The climate strike in Dublin marks the fourth global student strike, and yet the Irish Government has made little progress to show for it. Arguably we are regressing, if we take the frustrating Shannon LNG result into account. Fine Gael’s decision to go ahead with the importation of fracked gas to the Shannon Estuary from the US has led to widespread protests and criticism from activists, experts and celebrities.
Ireland’s reputation is increasingly diminishing in the eyes of the world, with consistent failure to reach carbon emission targets, an agricultural and dairy industry pleading for transformation and an abysmal transport system. With this in mind, the school strikes are far more important than we could ever realise. The youth of today will be the ones facing the dire consequences of climate change head on.
After being moved from the front of Dáil Éireann fairly soon into the protest, the large group of students were pushed down the road for the rake of speeches. Chants of “What do we want? Climate action! When do we want it? Now!” rang out with an impressive volume, with a positive atmosphere noted at the event despite the worrying ecological situation.
The students used their creative skills to make some of the best posters yet, with Leo Varadkar facing many of the jibes after his woeful remarks on the “benefits” of climate change. Multiple speakers stood on the steps of William Plunket’s Kildare Street statue, inspiring the growing crowd throughout.
A list of their demands was read out by a member of Fridays for Future Dublin, with a ban on imported fracking top of the list:
“We want the Government to realise that their inaction on climate change isn’t going unnoticed. We see the lip service and photo opportunities,” said speaker Amy Cody.
“A pressing issue currently is Shannon LNG. We will be affecting Pennsylvania’s community by ruining their biodiversity, their water and their air pollution. Why should we exploit somewhere else when we are ruining our own country.”

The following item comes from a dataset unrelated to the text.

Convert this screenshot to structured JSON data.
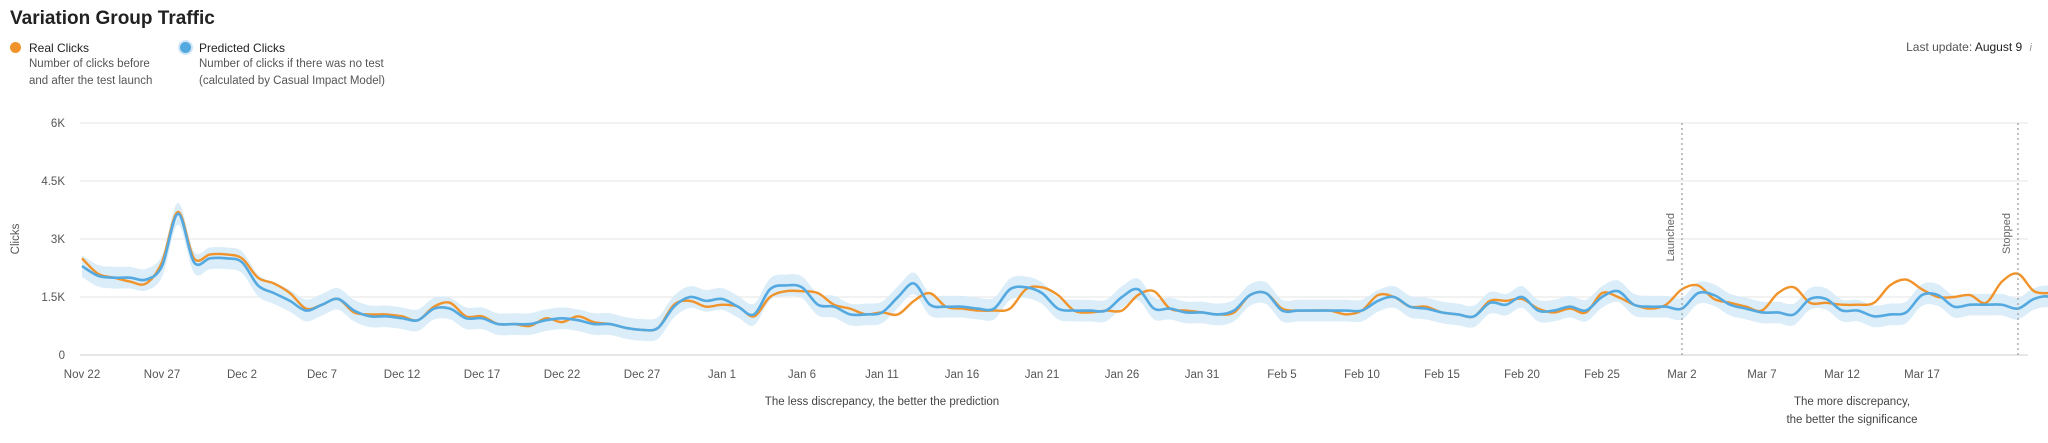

Other demands from the Schools Climate Action include; keeping fossil fuels in the ground, reforming the primary and post-primary education systems to address the need for ecological literacy, implementing every recommendation of the Citizens’ Assembly on Climate Change, making transitioning to a CO2-neutral Ireland socially fair, enforcing stronger regulations on the corporations causing the climate crisis and implementing a Green New Deal.

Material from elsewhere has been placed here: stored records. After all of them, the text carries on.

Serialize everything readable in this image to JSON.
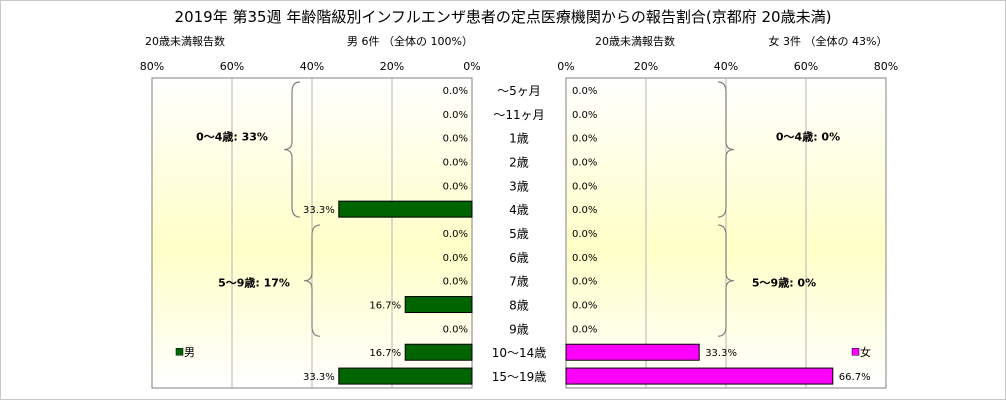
{
  "title": "2019年 第35週 年齢階級別インフルエンザ患者の定点医療機関からの報告割合(京都府 20歳未満)",
  "left_header": {
    "caption": "20歳未満報告数",
    "summary": "男 6件  （全体の  100%）"
  },
  "right_header": {
    "caption": "20歳未満報告数",
    "summary": "女 3件  （全体の  43%）"
  },
  "colors": {
    "male": "#006400",
    "female": "#ff00ff",
    "plot_gradient_top": "#ffffff",
    "plot_gradient_mid": "#ffffc8",
    "grid": "#b4b4b4"
  },
  "chart_data": [
    {
      "type": "bar",
      "orientation": "horizontal",
      "direction": "right-to-left",
      "categories": [
        "〜5ヶ月",
        "〜11ヶ月",
        "1歳",
        "2歳",
        "3歳",
        "4歳",
        "5歳",
        "6歳",
        "7歳",
        "8歳",
        "9歳",
        "10〜14歳",
        "15〜19歳"
      ],
      "series": [
        {
          "name": "男",
          "values": [
            0,
            0,
            0,
            0,
            0,
            33.3,
            0,
            0,
            0,
            16.7,
            0,
            16.7,
            33.3
          ],
          "labels": [
            "0.0%",
            "0.0%",
            "0.0%",
            "0.0%",
            "0.0%",
            "33.3%",
            "0.0%",
            "0.0%",
            "0.0%",
            "16.7%",
            "0.0%",
            "16.7%",
            "33.3%"
          ]
        }
      ],
      "xlim": [
        0,
        80
      ],
      "xticks": [
        "80%",
        "60%",
        "40%",
        "20%",
        "0%"
      ],
      "grid": true,
      "legend": "bottom-left",
      "annotations": [
        "0〜4歳: 33%",
        "5〜9歳: 17%"
      ]
    },
    {
      "type": "bar",
      "orientation": "horizontal",
      "direction": "left-to-right",
      "categories": [
        "〜5ヶ月",
        "〜11ヶ月",
        "1歳",
        "2歳",
        "3歳",
        "4歳",
        "5歳",
        "6歳",
        "7歳",
        "8歳",
        "9歳",
        "10〜14歳",
        "15〜19歳"
      ],
      "series": [
        {
          "name": "女",
          "values": [
            0,
            0,
            0,
            0,
            0,
            0,
            0,
            0,
            0,
            0,
            0,
            33.3,
            66.7
          ],
          "labels": [
            "0.0%",
            "0.0%",
            "0.0%",
            "0.0%",
            "0.0%",
            "0.0%",
            "0.0%",
            "0.0%",
            "0.0%",
            "0.0%",
            "0.0%",
            "33.3%",
            "66.7%"
          ]
        }
      ],
      "xlim": [
        0,
        80
      ],
      "xticks": [
        "0%",
        "20%",
        "40%",
        "60%",
        "80%"
      ],
      "grid": true,
      "legend": "bottom-right",
      "annotations": [
        "0〜4歳: 0%",
        "5〜9歳: 0%"
      ]
    }
  ]
}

16-year-old Conor Slattery spoke of the need to hold CEOs and politicians accountable:
“We know now that we all need to change our behaviour if we want to avoid the climate catastrophe. However, all the household recycling in the world will barely make a dent in the climate change that is underway. Much greater responsibility lies squarely on the shoulders of large institutions such as national Government and global corporations, who can make a huge impact.”

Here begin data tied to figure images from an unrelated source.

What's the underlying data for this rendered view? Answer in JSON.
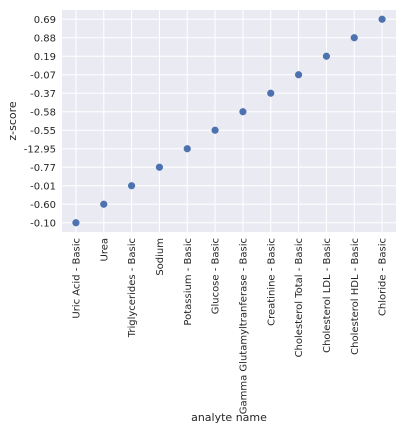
{
  "chart_data": {
    "type": "scatter",
    "xlabel": "analyte name",
    "ylabel": "z-score",
    "categories": [
      "Uric Acid - Basic",
      "Urea",
      "Triglycerides - Basic",
      "Sodium",
      "Potassium - Basic",
      "Glucose - Basic",
      "Gamma Glutamyltranferase - Basic",
      "Creatinine - Basic",
      "Cholesterol Total - Basic",
      "Cholesterol LDL - Basic",
      "Cholesterol HDL - Basic",
      "Chloride - Basic"
    ],
    "y_categories": [
      "-0.10",
      "-0.60",
      "-0.01",
      "-0.77",
      "-12.95",
      "-0.55",
      "-0.58",
      "-0.37",
      "-0.07",
      "0.19",
      "0.88",
      "0.69"
    ],
    "points": [
      {
        "x": "Uric Acid - Basic",
        "y": "-0.10"
      },
      {
        "x": "Urea",
        "y": "-0.60"
      },
      {
        "x": "Triglycerides - Basic",
        "y": "-0.01"
      },
      {
        "x": "Sodium",
        "y": "-0.77"
      },
      {
        "x": "Potassium - Basic",
        "y": "-12.95"
      },
      {
        "x": "Glucose - Basic",
        "y": "-0.55"
      },
      {
        "x": "Gamma Glutamyltranferase - Basic",
        "y": "-0.58"
      },
      {
        "x": "Creatinine - Basic",
        "y": "-0.37"
      },
      {
        "x": "Cholesterol Total - Basic",
        "y": "-0.07"
      },
      {
        "x": "Cholesterol LDL - Basic",
        "y": "0.19"
      },
      {
        "x": "Cholesterol HDL - Basic",
        "y": "0.88"
      },
      {
        "x": "Chloride - Basic",
        "y": "0.69"
      }
    ],
    "grid": true,
    "legend": "none",
    "colors": {
      "background": "#EAEAF2",
      "grid": "#FFFFFF",
      "marker": "#4C72B0",
      "text": "#262626"
    }
  }
}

“There are clear, well-researched and proactive steps that could already have been taken by CEOs or politicians, but to maintain tax revenues and additional opportunities for profit, they have stayed quiet, avoided the high road of ethical leadership and – to their shame – done almost nothing,” the teenager added.
“We are knowledgeable, and watching carefully. What should come first, profit or the planet? They know in their hearts what is right. Greed and fear of loss of power and money is making them cling to outdated and dangerous practices and technologies.”
Slattery referenced the work of Naomi Klein as he spoke about the need for ethics and morality when attempting to achieve climate justice and a Green New Deal.
Friday’s strike also saw mobilizations in Cork, Ennis, Limerick and Letterkenny. Climate Action Network Europe recently highlighted that Ireland must do more for the earth within the next month, with the country well off-track in meeting its 2020 and 2030 targets according to EPA data. Ireland’s energy efficiency and renewable energy are especially poor areas.
Swedish instigator of the original strike Greta Thunberg is expected to arrive at the annual UN Climate Conference in Madrid on Tuesday, December 2nd, after delays occurred while sailing the Atlantic seas. The Fridays for Future movement is showing no signs of slowing down anytime soon, and neither is their 16-year-old inspiration.
The anger, fear and anxiety was palpable from the young speakers, who clearly have an advanced level of knowledge around the area of environmental science and politics.
One highlight from the Dublin strike was an emotional spoken word poem, read by 17-year-old Lucy Holmes:
“We too, were born to the sea, to the flowers, to the field, to the water, to the trees. In this fight, we were never alone. We are waging a war with the place we call home,” she shouts.
“I will no longer stand by watching this carnage, this mass genocide. I will shout at the men in black suits, who burnt down my future, who sell out my youth. You are watching the dawn of a brand new age, a future filled with peace, love and rage.”